Five species of bird that were discovered living in Hawaii on James Cook's third epic voyage in the 1770s may now sadly be extinct, but a new study of their genetics has revealed them to be not what we thought they were. Instead of belonging to a family of birds that still lives today in Australia and Papua New Guinea, it turns out that the Hawaiian honeycreepers made up an entirely different family even though they looked and behaved almost exactly the same as their distant antipodian cousins.
That's according to a study published this week in the journal Current Biology by Robert Fleischer, Helen James, and Storrs Olson from the National Zoological Park at the Smithsonian Institution in Washington DC.

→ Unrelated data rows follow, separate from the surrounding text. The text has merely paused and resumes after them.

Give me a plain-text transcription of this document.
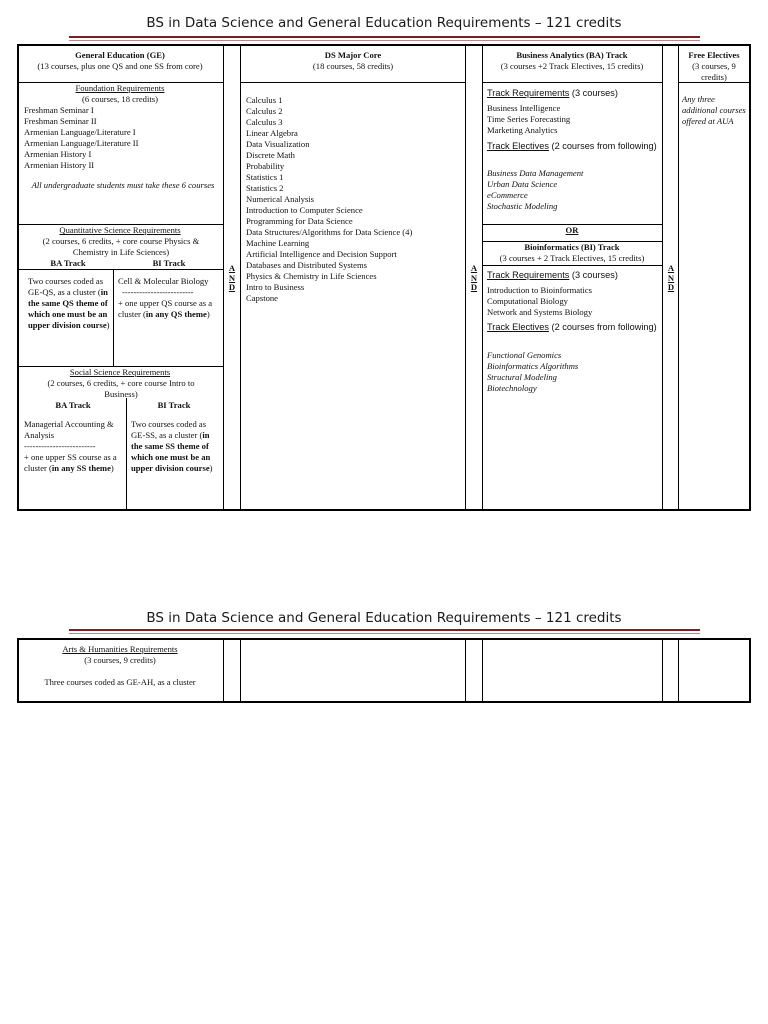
BS in Data Science and General Education Requirements – 121 credits
General Education (GE)
(13 courses, plus one QS and one SS from core)
Foundation Requirements
(6 courses, 18 credits)
Freshman Seminar I
Freshman Seminar II
Armenian Language/Literature I
Armenian Language/Literature II
Armenian History I
Armenian History II
All undergraduate students must take these 6 courses
Quantitative Science Requirements
(2 courses, 6 credits, + core course Physics & Chemistry in Life Sciences)
BA Track	BI Track
Two courses coded as GE-QS, as a cluster (in the same QS theme of which one must be an upper division course)
Cell & Molecular Biology
-------------------------
+ one upper QS course as a cluster (in any QS theme)
Social Science Requirements
(2 courses, 6 credits, + core course Intro to Business)
BA Track	BI Track
Managerial Accounting & Analysis
-------------------------
+ one upper SS course as a cluster (in any SS theme)
Two courses coded as GE-SS, as a cluster (in the same SS theme of which one must be an upper division course)
A
N
D
A
N
D
A
N
D
DS Major Core
(18 courses, 58 credits)
Calculus 1
Calculus 2
Calculus 3
Linear Algebra
Data Visualization
Discrete Math
Probability
Statistics 1
Statistics 2
Numerical Analysis
Introduction to Computer Science
Programming for Data Science
Data Structures/Algorithms for Data Science (4)
Machine Learning
Artificial Intelligence and Decision Support
Databases and Distributed Systems
Physics & Chemistry in Life Sciences
Intro to Business
Capstone
Business Analytics (BA) Track
(3 courses +2 Track Electives, 15 credits)
Track Requirements (3 courses)
Business Intelligence
Time Series Forecasting
Marketing Analytics
Track Electives (2 courses from following)
Business Data Management
Urban Data Science
eCommerce
Stochastic Modeling
OR
Bioinformatics (BI) Track
(3 courses + 2 Track Electives, 15 credits)
Track Requirements (3 courses)
Introduction to Bioinformatics
Computational Biology
Network and Systems Biology
Track Electives (2 courses from following)
Functional Genomics
Bioinformatics Algorithms
Structural Modeling
Biotechnology
Free Electives
(3 courses, 9 credits)
Any three additional courses offered at AUA
BS in Data Science and General Education Requirements – 121 credits
Arts & Humanities Requirements
(3 courses, 9 credits)
Three courses coded as GE-AH, as a cluster
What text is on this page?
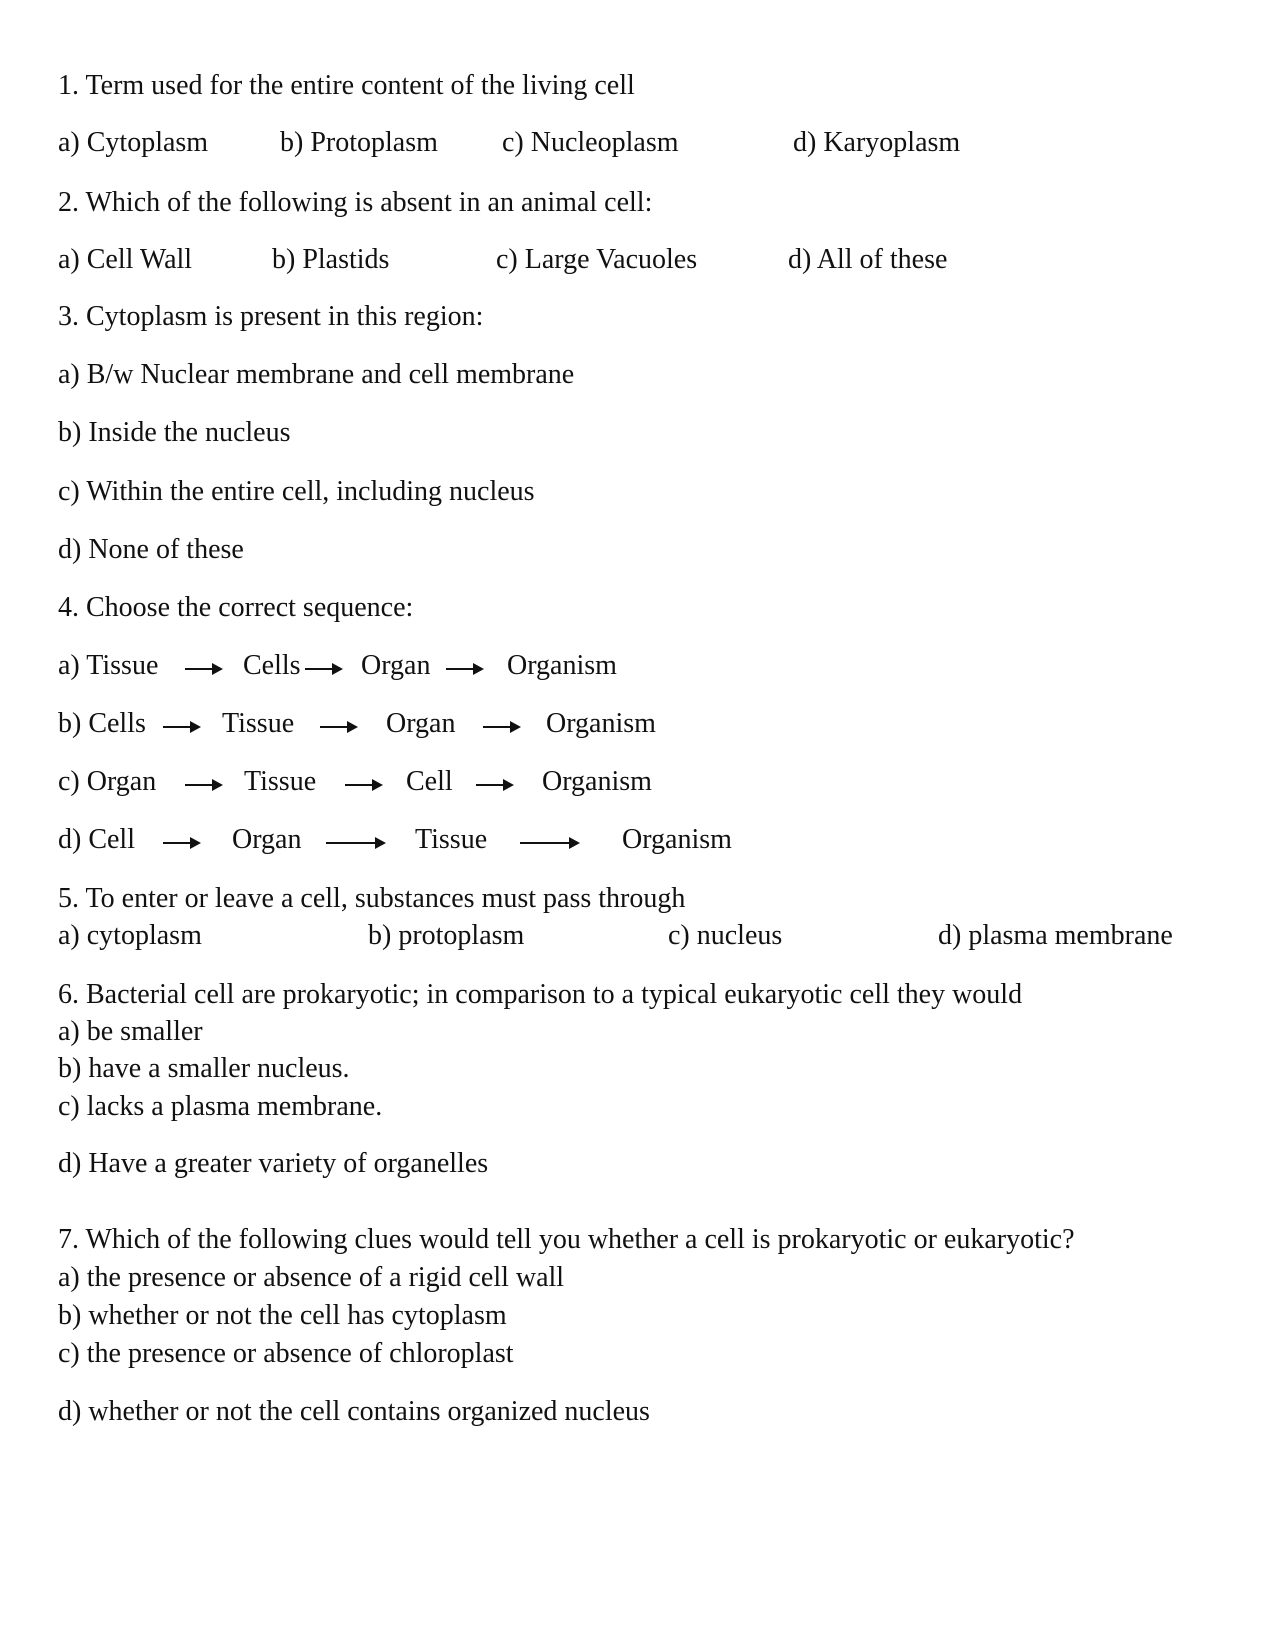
1. Term used for the entire content of the living cell
a) Cytoplasm	b) Protoplasm c) Nucleoplasm	d) Karyoplasm
2. Which of the following is absent in an animal cell:
a) Cell Wall	b) Plastids	c) Large Vacuoles	d) All of these
3. Cytoplasm is present in this region:
a) B/w Nuclear membrane and cell membrane
b) Inside the nucleus
c) Within the entire cell, including nucleus
d) None of these
4. Choose the correct sequence:
a) Tissue	Cells Organ	Organism
b) Cells	Tissue	Organ	Organism
c) Organ	Tissue	Cell	Organism
d) Cell	Organ	Tissue	Organism
5. To enter or leave a cell, substances must pass through
a) cytoplasm	b) protoplasm	c) nucleus	d) plasma membrane
6. Bacterial cell are prokaryotic; in comparison to a typical eukaryotic cell they would
a) be smaller
b) have a smaller nucleus.
c) lacks a plasma membrane.
d) Have a greater variety of organelles
7. Which of the following clues would tell you whether a cell is prokaryotic or eukaryotic?
a) the presence or absence of a rigid cell wall
b) whether or not the cell has cytoplasm
c) the presence or absence of chloroplast
d) whether or not the cell contains organized nucleus
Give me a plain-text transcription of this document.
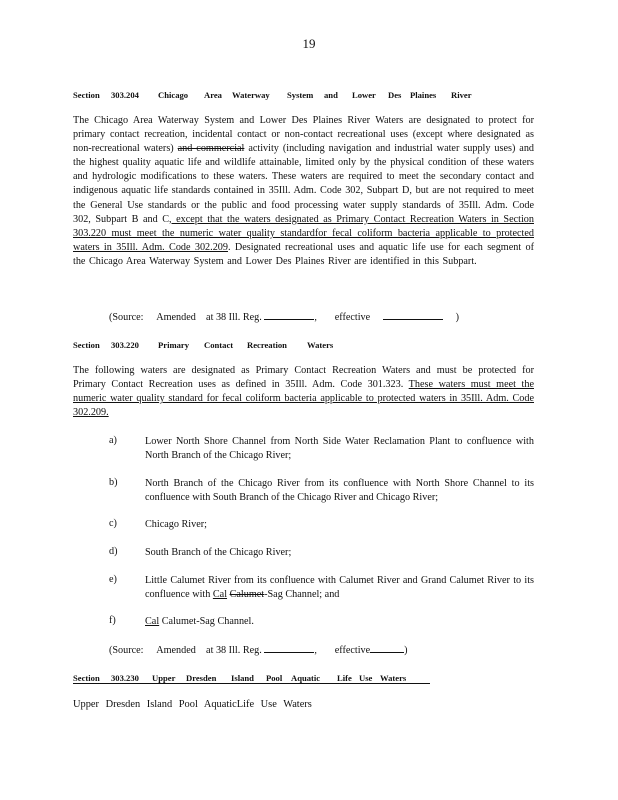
19
Section 303.204 Chicago Area Waterway System and Lower Des Plaines River
The Chicago Area Waterway System and Lower Des Plaines River Waters are designated to protect for primary contact recreation, incidental contact or non-contact recreational uses (except where designated as non-recreational waters) and commercial activity (including navigation and industrial water supply uses) and the highest quality aquatic life and wildlife attainable, limited only by the physical condition of these waters and hydrologic modifications to these waters. These waters are required to meet the secondary contact and indigenous aquatic life standards contained in 35Ill. Adm. Code 302, Subpart D, but are not required to meet the General Use standards or the public and food processing water supply standards of 35Ill. Adm. Code 302, Subpart B and C, except that the waters designated as Primary Contact Recreation Waters in Section 303.220 must meet the numeric water quality standardfor fecal coliform bacteria applicable to protected waters in 35Ill. Adm. Code 302.209. Designated recreational uses and aquatic life use for each segment of the Chicago Area Waterway System and Lower Des Plaines River are identified in this Subpart.
(Source: Amended at 38 Ill. Reg.	, effective	)
Section 303.220 Primary Contact Recreation Waters
The following waters are designated as Primary Contact Recreation Waters and must be protected for Primary Contact Recreation uses as defined in 35Ill. Adm. Code 301.323. These waters must meet the numeric water quality standard for fecal coliform bacteria applicable to protected waters in 35Ill. Adm. Code 302.209.
a)	Lower North Shore Channel from North Side Water Reclamation Plant to confluence with North Branch of the Chicago River;
b)	North Branch of the Chicago River from its confluence with North Shore Channel to its confluence with South Branch of the Chicago River and Chicago River;
c)	Chicago River;
d)	South Branch of the Chicago River;
e)	Little Calumet River from its confluence with Calumet River and Grand Calumet River to its confluence with Cal Calumet-Sag Channel; and
f)	Cal Calumet-Sag Channel.
(Source: Amended at 38 Ill. Reg.	, effective	)
Section 303.230 Upper Dresden Island Pool Aquatic Life Use Waters
Upper Dresden Island Pool AquaticLife Use Waters
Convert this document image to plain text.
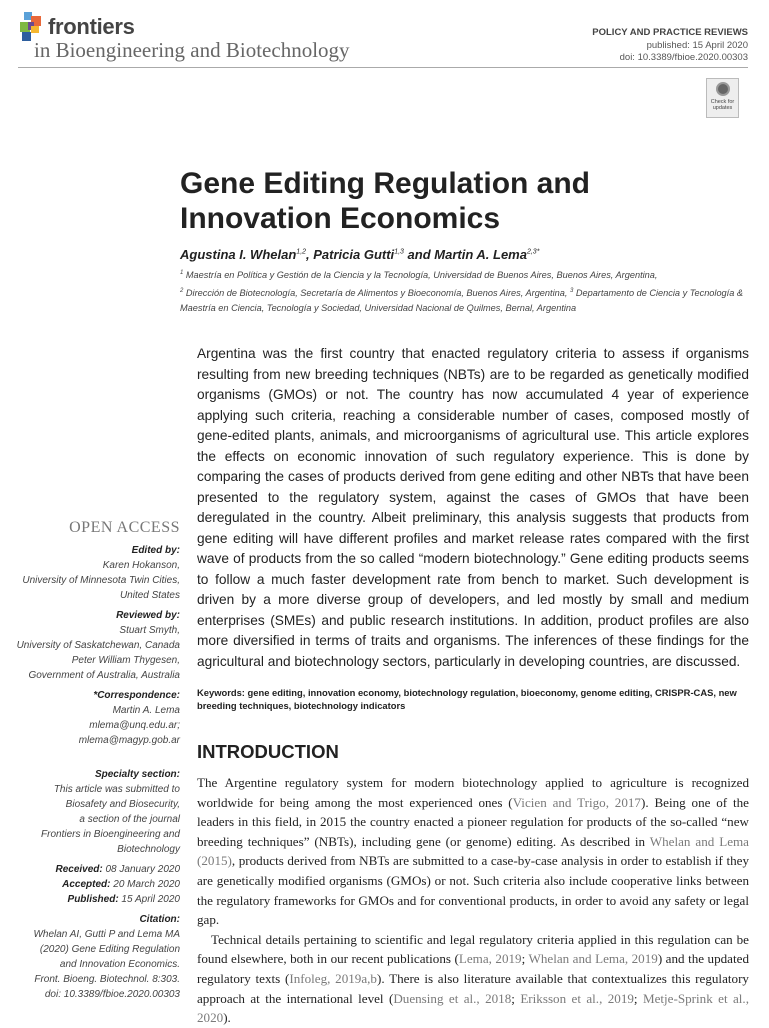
frontiers
in Bioengineering and Biotechnology
POLICY AND PRACTICE REVIEWS
published: 15 April 2020
doi: 10.3389/fbioe.2020.00303
Check for updates
Gene Editing Regulation and Innovation Economics
Agustina I. Whelan$^{1,2}$, Patricia Gutti$^{1,3}$ and Martin A. Lema$^{2,3*}$
$^1$ Maestría en Política y Gestión de la Ciencia y la Tecnología, Universidad de Buenos Aires, Buenos Aires, Argentina,
$^2$ Dirección de Biotecnología, Secretaría de Alimentos y Bioeconomía, Buenos Aires, Argentina, $^3$ Departamento de Ciencia y Tecnología & Maestría en Ciencia, Tecnología y Sociedad, Universidad Nacional de Quilmes, Bernal, Argentina
OPEN ACCESS
Edited by:
Karen Hokanson,
University of Minnesota Twin Cities,
United States
Reviewed by:
Stuart Smyth,
University of Saskatchewan, Canada
Peter William Thygesen,
Government of Australia, Australia
*Correspondence:
Martin A. Lema
mlema@unq.edu.ar;
mlema@magyp.gob.ar
Specialty section:
This article was submitted to
Biosafety and Biosecurity,
a section of the journal
Frontiers in Bioengineering and
Biotechnology
Received: 08 January 2020
Accepted: 20 March 2020
Published: 15 April 2020
Citation:
Whelan AI, Gutti P and Lema MA
(2020) Gene Editing Regulation
and Innovation Economics.
Front. Bioeng. Biotechnol. 8:303.
doi: 10.3389/fbioe.2020.00303
Argentina was the first country that enacted regulatory criteria to assess if organisms resulting from new breeding techniques (NBTs) are to be regarded as genetically modified organisms (GMOs) or not. The country has now accumulated 4 year of experience applying such criteria, reaching a considerable number of cases, composed mostly of gene-edited plants, animals, and microorganisms of agricultural use. This article explores the effects on economic innovation of such regulatory experience. This is done by comparing the cases of products derived from gene editing and other NBTs that have been presented to the regulatory system, against the cases of GMOs that have been deregulated in the country. Albeit preliminary, this analysis suggests that products from gene editing will have different profiles and market release rates compared with the first wave of products from the so called “modern biotechnology.” Gene editing products seems to follow a much faster development rate from bench to market. Such development is driven by a more diverse group of developers, and led mostly by small and medium enterprises (SMEs) and public research institutions. In addition, product profiles are also more diversified in terms of traits and organisms. The inferences of these findings for the agricultural and biotechnology sectors, particularly in developing countries, are discussed.
Keywords: gene editing, innovation economy, biotechnology regulation, bioeconomy, genome editing, CRISPR-CAS, new breeding techniques, biotechnology indicators
INTRODUCTION

The Argentine regulatory system for modern biotechnology applied to agriculture is recognized worldwide for being among the most experienced ones (Vicien and Trigo, 2017). Being one of the leaders in this field, in 2015 the country enacted a pioneer regulation for products of the so-called “new breeding techniques” (NBTs), including gene (or genome) editing. As described in Whelan and Lema (2015), products derived from NBTs are submitted to a case-by-case analysis in order to establish if they are genetically modified organisms (GMOs) or not. Such criteria also include cooperative links between the regulatory frameworks for GMOs and for conventional products, in order to avoid any safety or legal gap.

Technical details pertaining to scientific and legal regulatory criteria applied in this regulation can be found elsewhere, both in our recent publications (Lema, 2019; Whelan and Lema, 2019) and the updated regulatory texts (Infoleg, 2019a,b). There is also literature available that contextualizes this regulatory approach at the international level (Duensing et al., 2018; Eriksson et al., 2019; Metje-Sprink et al., 2020).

All that remains of the Hawaiian honeycreepers are dead specimens in museums - they once roamed the islands, where they sipped nectar from flowers with their long curved beaks. But is was from these carcasses that the researchers managed to extract nuclear DNA which revealed that these species were closely related to other birds including waxwings and silky flycatchers which they look nothing like and in fact were only distantly related to the Australasian honeyeaters which they were spitting image of.
What it means is that the two groups of honeyeaters independently evolved to look very similar to each other and to occupy a very similar role in the ecosystem - a process known as convergent evolution.
It's the same process that makes other pairs of species look alike even when they are not closely related, such as modern day dolphins and ancient extinct Ichthyosaurs which had a similar long snout, dorsal fin and wide tail, but which were a type of reptile and not mammals like dolphins are.
The Hawaiian honeyeaters went extinct between the 1850s and the 1980s due to combination of problems including the introduction of diseases and predators to Hawaii. And even though they are no-longer with us, the Hawaiian honeyeaters have been posthumously given their own family name, the Mohoidae.